I stopped going out at night after that. Stoclo was too dangerous. Rinfero was becoming more and more divided. The Trux seemed so strong compared to us. It was easy for them to get their way and for us to be okay with it.
I hugged my shoulders and closed my eyes, picturing that chandelier. Maybe we were heading for that - destruction. We fell so easily, like a chandelier crashing to the ground. It made no difference if we were the most powerful rector. We were a fallen state now.
Part two of emotional/mental training was the simulation room. Trent took me there after my run the next morning. Vince had given me a hug when I departed with Trent.
“Don’t let it scare you,” he whispered in my ear as he hugged me.
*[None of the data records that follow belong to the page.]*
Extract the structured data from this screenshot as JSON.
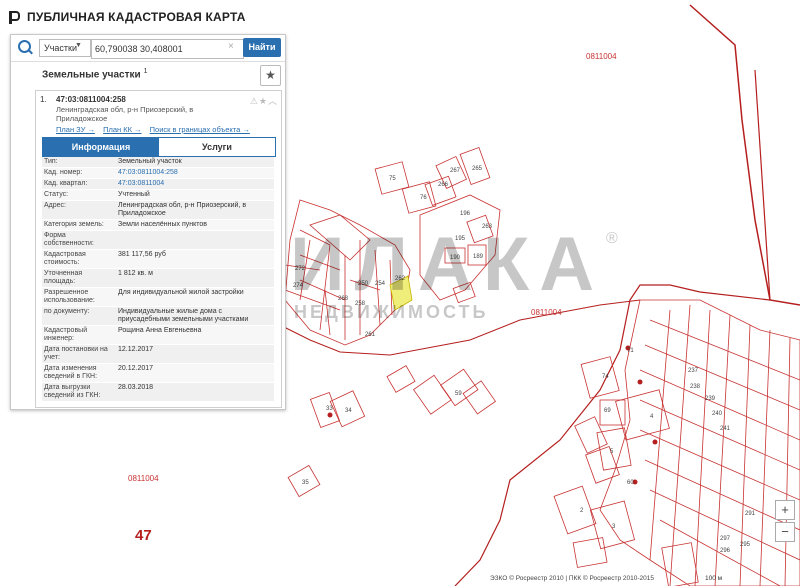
{
  "app": {
    "title": "ПУБЛИЧНАЯ КАДАСТРОВАЯ КАРТА"
  },
  "search": {
    "type": "Участки",
    "query": "60,790038 30,408001",
    "button": "Найти"
  },
  "panel": {
    "title": "Земельные участки",
    "count": "1",
    "result": {
      "index": "1.",
      "cadastral_number": "47:03:0811004:258",
      "address": "Ленинградская обл, р-н Приозерский, в Приладожское",
      "links": [
        "План ЗУ →",
        "План КК →",
        "Поиск в границах объекта →"
      ],
      "tabs": [
        "Информация",
        "Услуги"
      ],
      "rows": [
        {
          "key": "Тип:",
          "value": "Земельный участок"
        },
        {
          "key": "Кад. номер:",
          "value": "47:03:0811004:258"
        },
        {
          "key": "Кад. квартал:",
          "value": "47:03:0811004"
        },
        {
          "key": "Статус:",
          "value": "Учтенный"
        },
        {
          "key": "Адрес:",
          "value": "Ленинградская обл, р-н Приозерский, в Приладожское"
        },
        {
          "key": "Категория земель:",
          "value": "Земли населённых пунктов"
        },
        {
          "key": "Форма собственности:",
          "value": ""
        },
        {
          "key": "Кадастровая стоимость:",
          "value": "381 117,56 руб"
        },
        {
          "key": "Уточненная площадь:",
          "value": "1 812 кв. м"
        },
        {
          "key": "Разрешенное использование:",
          "value": "Для индивидуальной жилой застройки"
        },
        {
          "key": "по документу:",
          "value": "Индивидуальные жилые дома с приусадебными земельными участками"
        },
        {
          "key": "Кадастровый инженер:",
          "value": "Рощина Анна Евгеньевна"
        },
        {
          "key": "Дата постановки на учет:",
          "value": "12.12.2017"
        },
        {
          "key": "Дата изменения сведений в ГКН:",
          "value": "20.12.2017"
        },
        {
          "key": "Дата выгрузки сведений из ГКН:",
          "value": "28.03.2018"
        }
      ]
    }
  },
  "map": {
    "quarter_labels": [
      "0811004",
      "0811004",
      "0811004"
    ],
    "district_label": "47",
    "plot_numbers": [
      "75",
      "76",
      "267",
      "266",
      "265",
      "263",
      "190",
      "189",
      "195",
      "196",
      "262",
      "254",
      "272",
      "274",
      "268",
      "261",
      "258",
      "250",
      "34",
      "33",
      "35",
      "59",
      "71",
      "74",
      "237",
      "238",
      "239",
      "240",
      "241",
      "4",
      "5",
      "3",
      "2",
      "60",
      "69",
      "297",
      "296",
      "295",
      "291"
    ],
    "watermark": "ИЛАКА",
    "watermark_sub": "НЕДВИЖИМОСТЬ",
    "watermark_mark": "®",
    "copyright": "ЭЗКО © Росреестр 2010 | ПКК © Росреестр 2010-2015",
    "scale": "100 м",
    "colors": {
      "plot_border": "#c83232",
      "boundary": "#b51f1f",
      "highlight": "#f0ee7a",
      "accent": "#2a6fb0"
    }
  }
}
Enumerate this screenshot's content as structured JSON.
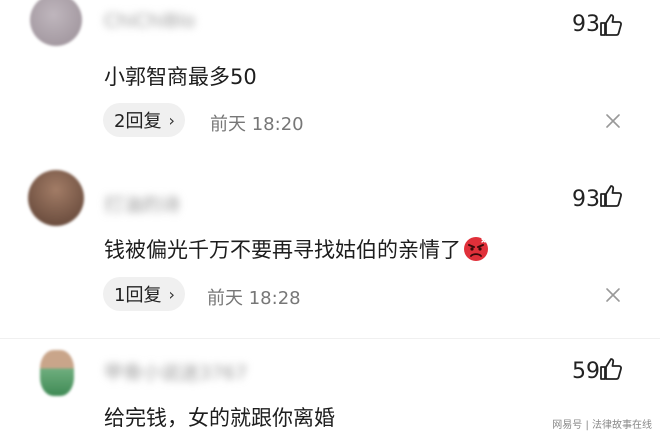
{
  "comments": [
    {
      "username": "ChiChiBlo",
      "likes": "93",
      "text": "小郭智商最多50",
      "reply_label": "2回复",
      "time": "前天 18:20",
      "avatar_color": "#c9c2c7",
      "has_emoji": false
    },
    {
      "username": "打油的诗",
      "likes": "93",
      "text": "钱被偏光千万不要再寻找姑伯的亲情了",
      "reply_label": "1回复",
      "time": "前天 18:28",
      "avatar_color": "#7a5a4a",
      "has_emoji": true,
      "emoji": "angry-face"
    },
    {
      "username": "甲骨小说迷3767",
      "likes": "59",
      "text": "给完钱，女的就跟你离婚",
      "avatar_color": "#7fb38a",
      "has_emoji": false
    }
  ],
  "watermark": "网易号 | 法律故事在线",
  "icons": {
    "like": "thumbs-up-icon",
    "close": "close-icon",
    "chevron": "chevron-right-icon"
  }
}
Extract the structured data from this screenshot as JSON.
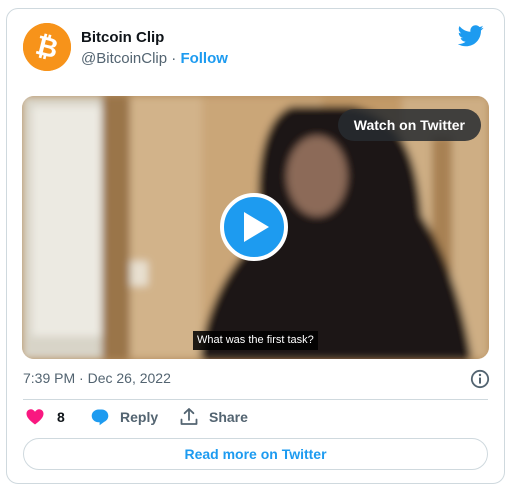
{
  "account": {
    "name": "Bitcoin Clip",
    "handle": "@BitcoinClip",
    "separator": "·",
    "follow_label": "Follow",
    "avatar_icon": "bitcoin-logo",
    "avatar_color": "#f7931a"
  },
  "media": {
    "watch_label": "Watch on Twitter",
    "caption": "What was the first task?",
    "play_icon": "play-icon"
  },
  "meta": {
    "timestamp": "7:39 PM · Dec 26, 2022",
    "info_icon": "info-icon"
  },
  "actions": {
    "like_count": "8",
    "reply_label": "Reply",
    "share_label": "Share"
  },
  "footer": {
    "read_more_label": "Read more on Twitter"
  },
  "colors": {
    "accent": "#1d9bf0",
    "like": "#f91880",
    "text": "#0f1419",
    "muted": "#536471"
  }
}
No one hugged me like that except Sam. It surprised me how much comfort I felt through that hug. I didn’t realize how open my heart was to the idea of love, of how much the Pax as a whole desperately longed for human touch, but instead we got mankind’s creation: metal. The kind that could stop our hearts and end our lives.
“The simulation room is designed to replicate the world around you. It creates different simulations to help you practice because in the real world things will be very different.”
We stepped outside the training center entrance and went into the door on the right.
“Hunters first.” Trent opened the door and I stepped in.
Inside was a dead forest. Trees shot up all around me. Branches intertwined above me and gnarled roots sprung up under my feet. The sky was a pale mist with a fog that hung low, running across the roots like water. I jumped when Trent snapped a twig.
“Where are we?”
“This is the simulation room. It’s designed to change according to the hunter’s memory.”
“I don’t remember this place.”
“Interesting choice for someone who can’t remember - an abandoned forest.”
The wind tickled my chin. I shivered and rubbed my arms.